Alarm as Kenyans turn Saturday to a drinking orgy
HEALTH & SCIENCEBy GATONYE GATHURA | Sun,Nov 11 2018 00:00:00 EATBy GATONYE GATHURA | Sun,Nov 11 2018 00:00:00 EAT
The heaviest alcohol drinking in Kenya happens on Saturday and the Ministry of Health wants the binge stopped.
A report by the ministry says Saturday has become the highest alcohol consumption day in Kenya followed by Friday, then Sunday.
On Saturday Kenyan drinkers are on average taking more than five drinks, in excess of four on Friday and 1.2 on Sunday. The days of least drinking are Tuesday, Thursday, Wednesday and Monday in that order.
While men drink twice as much as women on any day of the week for the girls the highest drinking is happening on Friday in excess of four drinks.
Of those taking alcohol, 12 per cent, a number the ministry says is alarming are Heavy Episodic Drinkers or (HED).
HED is defined as consumption of 60 or more grammes of pure alcohol or six or more standard drinks on at least one single occasion per month.
The study was published on Wednesday, November 7 by the Division of Non-Communicable Diseases (NCD) of the health ministry. It appears in the scientific journal, BMC Public Health.
The highest number of hard drinkers are young males aged 18–29 and most likely are married or cohabiting.
“Married respondents were most likely to report recent drinking and HED, whereas those that were single reported a higher number of average drinks per sitting.”
However, separated individuals, the report says are drinking three times more than their married counterparts.
The authors led by the deputy head of the NCD division at the ministry Dr Gladwell Gathecha, say high HED is a health risk and must be stopped.
“Approximately 16 per cent of respondents reported cessation of alcohol use due to health reasons,” say the authors. The study was a national representative survey of 4,203 adults aged 18–69 years. Initially it was investigating the factors contributing to the increase of non-communicable diseases in the country. The team also involved experts from the Kenya Medical Research Institute, Yale University, US, and the Nairobi-based African Population and Health Research Centre.

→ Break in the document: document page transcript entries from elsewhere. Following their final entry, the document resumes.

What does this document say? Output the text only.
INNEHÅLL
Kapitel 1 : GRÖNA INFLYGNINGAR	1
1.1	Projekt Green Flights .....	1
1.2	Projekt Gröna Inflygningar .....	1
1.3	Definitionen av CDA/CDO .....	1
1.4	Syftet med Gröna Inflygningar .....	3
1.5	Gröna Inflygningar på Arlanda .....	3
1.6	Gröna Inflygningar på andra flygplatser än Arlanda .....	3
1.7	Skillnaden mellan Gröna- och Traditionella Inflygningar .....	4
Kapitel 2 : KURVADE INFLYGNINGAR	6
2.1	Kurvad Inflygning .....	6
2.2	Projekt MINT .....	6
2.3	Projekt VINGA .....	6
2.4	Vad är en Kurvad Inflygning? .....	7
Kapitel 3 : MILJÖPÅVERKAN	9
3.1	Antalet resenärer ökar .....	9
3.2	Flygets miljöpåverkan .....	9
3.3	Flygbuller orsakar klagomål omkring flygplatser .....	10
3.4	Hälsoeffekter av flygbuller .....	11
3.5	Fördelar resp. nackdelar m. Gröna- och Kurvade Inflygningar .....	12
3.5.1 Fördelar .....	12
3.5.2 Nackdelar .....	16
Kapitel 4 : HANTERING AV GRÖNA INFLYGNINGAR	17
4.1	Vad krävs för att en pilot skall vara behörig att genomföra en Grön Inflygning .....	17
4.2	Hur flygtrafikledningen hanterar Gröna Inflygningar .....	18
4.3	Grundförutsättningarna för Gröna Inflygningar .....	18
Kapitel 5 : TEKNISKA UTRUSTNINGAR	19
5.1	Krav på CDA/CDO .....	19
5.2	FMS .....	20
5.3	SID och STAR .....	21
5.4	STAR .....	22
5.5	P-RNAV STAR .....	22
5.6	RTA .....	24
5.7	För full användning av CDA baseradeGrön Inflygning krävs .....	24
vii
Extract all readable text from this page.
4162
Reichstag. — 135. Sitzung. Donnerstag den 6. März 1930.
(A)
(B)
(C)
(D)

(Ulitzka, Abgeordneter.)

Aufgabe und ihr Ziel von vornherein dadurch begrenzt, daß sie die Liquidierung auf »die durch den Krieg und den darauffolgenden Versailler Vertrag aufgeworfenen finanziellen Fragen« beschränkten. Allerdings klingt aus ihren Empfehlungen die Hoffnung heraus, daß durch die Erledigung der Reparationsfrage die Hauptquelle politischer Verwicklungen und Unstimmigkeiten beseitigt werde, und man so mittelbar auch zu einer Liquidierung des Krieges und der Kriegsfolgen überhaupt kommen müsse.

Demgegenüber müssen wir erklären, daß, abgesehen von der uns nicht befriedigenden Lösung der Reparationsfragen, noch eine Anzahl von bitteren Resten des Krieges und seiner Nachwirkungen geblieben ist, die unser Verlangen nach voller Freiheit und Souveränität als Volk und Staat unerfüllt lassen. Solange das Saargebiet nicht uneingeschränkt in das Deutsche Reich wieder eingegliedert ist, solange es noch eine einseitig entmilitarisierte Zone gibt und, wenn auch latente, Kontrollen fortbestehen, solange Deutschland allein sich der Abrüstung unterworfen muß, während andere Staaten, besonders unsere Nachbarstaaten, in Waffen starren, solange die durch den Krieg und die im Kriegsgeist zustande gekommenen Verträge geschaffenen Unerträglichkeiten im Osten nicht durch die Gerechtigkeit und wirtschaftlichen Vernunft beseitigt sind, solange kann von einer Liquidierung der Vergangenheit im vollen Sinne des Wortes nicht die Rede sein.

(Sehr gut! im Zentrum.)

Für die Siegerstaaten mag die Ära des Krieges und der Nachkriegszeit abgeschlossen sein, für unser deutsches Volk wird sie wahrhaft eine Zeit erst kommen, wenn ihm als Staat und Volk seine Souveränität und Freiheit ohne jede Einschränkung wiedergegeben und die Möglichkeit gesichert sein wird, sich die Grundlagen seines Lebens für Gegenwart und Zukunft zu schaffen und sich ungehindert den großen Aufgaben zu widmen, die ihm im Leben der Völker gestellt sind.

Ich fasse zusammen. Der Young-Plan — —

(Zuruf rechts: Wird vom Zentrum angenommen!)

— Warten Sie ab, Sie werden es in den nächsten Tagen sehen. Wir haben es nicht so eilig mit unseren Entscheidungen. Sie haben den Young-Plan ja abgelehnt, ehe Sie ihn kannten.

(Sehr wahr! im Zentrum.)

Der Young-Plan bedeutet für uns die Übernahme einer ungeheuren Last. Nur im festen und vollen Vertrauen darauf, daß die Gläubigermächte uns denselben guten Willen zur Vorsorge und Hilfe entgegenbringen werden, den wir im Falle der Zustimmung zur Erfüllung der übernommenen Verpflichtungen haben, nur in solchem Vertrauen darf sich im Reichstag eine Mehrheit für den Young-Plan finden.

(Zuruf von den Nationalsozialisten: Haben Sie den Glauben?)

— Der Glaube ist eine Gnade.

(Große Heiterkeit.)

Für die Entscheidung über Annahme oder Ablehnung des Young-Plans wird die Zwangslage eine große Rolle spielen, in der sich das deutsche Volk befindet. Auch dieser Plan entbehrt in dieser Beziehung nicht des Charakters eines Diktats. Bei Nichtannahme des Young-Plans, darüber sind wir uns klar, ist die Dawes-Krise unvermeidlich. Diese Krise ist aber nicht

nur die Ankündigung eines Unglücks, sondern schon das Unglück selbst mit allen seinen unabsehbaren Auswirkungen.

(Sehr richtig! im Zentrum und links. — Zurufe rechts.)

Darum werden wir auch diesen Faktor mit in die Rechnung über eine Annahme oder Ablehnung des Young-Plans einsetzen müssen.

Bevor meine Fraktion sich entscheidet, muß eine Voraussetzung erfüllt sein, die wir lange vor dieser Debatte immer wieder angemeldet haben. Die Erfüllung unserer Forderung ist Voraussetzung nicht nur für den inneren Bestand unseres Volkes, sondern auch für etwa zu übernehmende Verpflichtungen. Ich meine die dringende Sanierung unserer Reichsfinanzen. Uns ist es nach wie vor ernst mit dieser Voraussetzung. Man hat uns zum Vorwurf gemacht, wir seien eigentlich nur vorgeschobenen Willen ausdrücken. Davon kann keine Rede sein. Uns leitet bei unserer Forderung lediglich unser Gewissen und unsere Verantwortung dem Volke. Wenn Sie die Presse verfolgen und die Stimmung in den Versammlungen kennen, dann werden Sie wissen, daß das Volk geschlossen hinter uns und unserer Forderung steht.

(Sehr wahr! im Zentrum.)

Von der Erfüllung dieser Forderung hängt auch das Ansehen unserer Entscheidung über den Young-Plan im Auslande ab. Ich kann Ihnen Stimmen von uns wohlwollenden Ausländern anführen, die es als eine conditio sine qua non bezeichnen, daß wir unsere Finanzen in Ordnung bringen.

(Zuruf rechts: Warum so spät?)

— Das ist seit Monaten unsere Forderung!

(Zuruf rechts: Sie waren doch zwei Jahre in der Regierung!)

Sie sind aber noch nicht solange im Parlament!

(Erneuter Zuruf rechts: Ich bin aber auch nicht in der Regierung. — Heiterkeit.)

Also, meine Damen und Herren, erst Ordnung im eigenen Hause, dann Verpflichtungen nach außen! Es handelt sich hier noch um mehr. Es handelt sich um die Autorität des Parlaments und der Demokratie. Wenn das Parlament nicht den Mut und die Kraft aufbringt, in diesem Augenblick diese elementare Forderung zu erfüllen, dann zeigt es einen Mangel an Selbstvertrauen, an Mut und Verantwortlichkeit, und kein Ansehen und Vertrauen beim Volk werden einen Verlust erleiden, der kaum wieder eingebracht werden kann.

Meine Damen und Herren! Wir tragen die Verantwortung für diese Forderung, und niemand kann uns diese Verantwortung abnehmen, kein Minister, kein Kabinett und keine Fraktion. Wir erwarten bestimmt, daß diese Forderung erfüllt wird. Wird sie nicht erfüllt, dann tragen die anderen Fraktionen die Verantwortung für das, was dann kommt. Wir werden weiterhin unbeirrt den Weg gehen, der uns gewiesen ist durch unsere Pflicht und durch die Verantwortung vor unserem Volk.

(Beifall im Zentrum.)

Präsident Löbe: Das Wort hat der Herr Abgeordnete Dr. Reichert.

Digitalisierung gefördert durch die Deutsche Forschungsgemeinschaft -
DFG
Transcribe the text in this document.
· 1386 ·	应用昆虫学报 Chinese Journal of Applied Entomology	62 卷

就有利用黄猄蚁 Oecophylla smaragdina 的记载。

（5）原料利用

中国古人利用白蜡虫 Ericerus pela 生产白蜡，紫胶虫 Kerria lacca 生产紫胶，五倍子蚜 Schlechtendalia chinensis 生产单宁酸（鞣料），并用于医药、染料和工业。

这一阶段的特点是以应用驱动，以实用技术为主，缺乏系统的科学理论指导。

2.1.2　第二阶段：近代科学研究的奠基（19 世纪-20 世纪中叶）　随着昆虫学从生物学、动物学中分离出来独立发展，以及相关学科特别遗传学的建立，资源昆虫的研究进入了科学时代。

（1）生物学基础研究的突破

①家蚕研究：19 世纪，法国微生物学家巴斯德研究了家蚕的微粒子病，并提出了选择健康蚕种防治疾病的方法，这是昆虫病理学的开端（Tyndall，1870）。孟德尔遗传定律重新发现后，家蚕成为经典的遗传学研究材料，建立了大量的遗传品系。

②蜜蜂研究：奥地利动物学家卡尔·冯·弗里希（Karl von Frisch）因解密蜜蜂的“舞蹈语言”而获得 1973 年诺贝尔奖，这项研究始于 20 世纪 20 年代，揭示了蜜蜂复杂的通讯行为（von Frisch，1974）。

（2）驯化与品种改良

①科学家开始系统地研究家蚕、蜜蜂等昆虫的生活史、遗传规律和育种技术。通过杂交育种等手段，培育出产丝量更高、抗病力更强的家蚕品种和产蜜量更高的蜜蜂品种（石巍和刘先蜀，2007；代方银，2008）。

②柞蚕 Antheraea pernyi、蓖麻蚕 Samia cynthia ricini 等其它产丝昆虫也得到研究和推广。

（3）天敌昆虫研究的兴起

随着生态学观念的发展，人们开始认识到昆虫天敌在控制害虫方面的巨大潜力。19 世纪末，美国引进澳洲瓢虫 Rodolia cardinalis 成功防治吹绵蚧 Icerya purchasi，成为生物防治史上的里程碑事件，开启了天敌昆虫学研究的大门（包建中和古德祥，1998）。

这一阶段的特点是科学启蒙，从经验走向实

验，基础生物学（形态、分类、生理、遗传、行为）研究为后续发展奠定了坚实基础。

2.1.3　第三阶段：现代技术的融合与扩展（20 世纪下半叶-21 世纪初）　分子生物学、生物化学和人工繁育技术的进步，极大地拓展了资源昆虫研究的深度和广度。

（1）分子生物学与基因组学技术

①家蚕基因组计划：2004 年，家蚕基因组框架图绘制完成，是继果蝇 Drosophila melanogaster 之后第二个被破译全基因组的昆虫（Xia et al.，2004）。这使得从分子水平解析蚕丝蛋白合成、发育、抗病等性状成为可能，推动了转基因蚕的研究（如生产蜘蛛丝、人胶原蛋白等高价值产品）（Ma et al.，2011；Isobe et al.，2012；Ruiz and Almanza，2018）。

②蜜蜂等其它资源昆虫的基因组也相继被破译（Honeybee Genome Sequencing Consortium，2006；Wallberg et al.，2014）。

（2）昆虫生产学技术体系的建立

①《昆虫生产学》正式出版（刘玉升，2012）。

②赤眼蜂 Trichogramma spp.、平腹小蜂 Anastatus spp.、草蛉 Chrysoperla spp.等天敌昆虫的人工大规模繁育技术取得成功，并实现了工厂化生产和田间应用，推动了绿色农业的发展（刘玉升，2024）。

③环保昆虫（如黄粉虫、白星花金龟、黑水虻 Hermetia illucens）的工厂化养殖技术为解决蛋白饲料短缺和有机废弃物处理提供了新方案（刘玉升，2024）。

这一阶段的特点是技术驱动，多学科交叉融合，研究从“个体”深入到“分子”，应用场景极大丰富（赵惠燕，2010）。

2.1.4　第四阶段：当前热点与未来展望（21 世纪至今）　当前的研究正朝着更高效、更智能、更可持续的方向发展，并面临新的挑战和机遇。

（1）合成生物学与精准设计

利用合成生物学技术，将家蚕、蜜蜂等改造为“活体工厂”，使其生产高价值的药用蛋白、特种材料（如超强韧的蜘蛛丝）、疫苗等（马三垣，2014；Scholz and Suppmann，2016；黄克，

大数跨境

This study shows that most Kenyans consume alcohol during the weekends. “This could be attributed to a culture that supports social activities associated with alcohol and peer pressure.”
But it also attributed the heavy weekend drinking to the longer drinking hours allowed by the law.
Deter weekend drinking
By restricting drinking hours on weekdays, the health experts suggest this may have turned weekends into the current drinking orgies.
They now want policy makers to enact laws that deter weekend drinking including limiting hours and outlawing alcohol advertising. The ministry says although alcohol advertising is prohibited in the Alcohol Drinks Control Act, the law does not go far enough. “The provisions of this law are, however, weak and amendments are required to make it comprehensive,” says the study.
With more than one third of heavy episodic drinking occurring among youth, the ministry suggests tough alcohol restriction laws be put in place.
The Kenya National Strategy for the Prevention and Control of Non-Communicable Diseases 2015-2020 promised to reduce harmful alcohol consumption by 10 per cent by 2020. “But we do not have the money to implement the strategy,” says the ministry in the new study. Of the hard drinking young men the report says nearly two thirds are using unregulated home-brewed beers or wines.
Unrecorded alcohol users made up 19 per cent of all alcohol consumers, and the majority of those reporting HED.
Nearly half of these hard drinkers, the report says were likely to have a primary school education or less. But the survey also found people in the private sector and the self employed were likely to drink harder than civil servants.
“Non-government employees and the self-employed demonstrated the highest prevalence of HED, at 37.7 per cent and 19.3 per cent, ” says the study.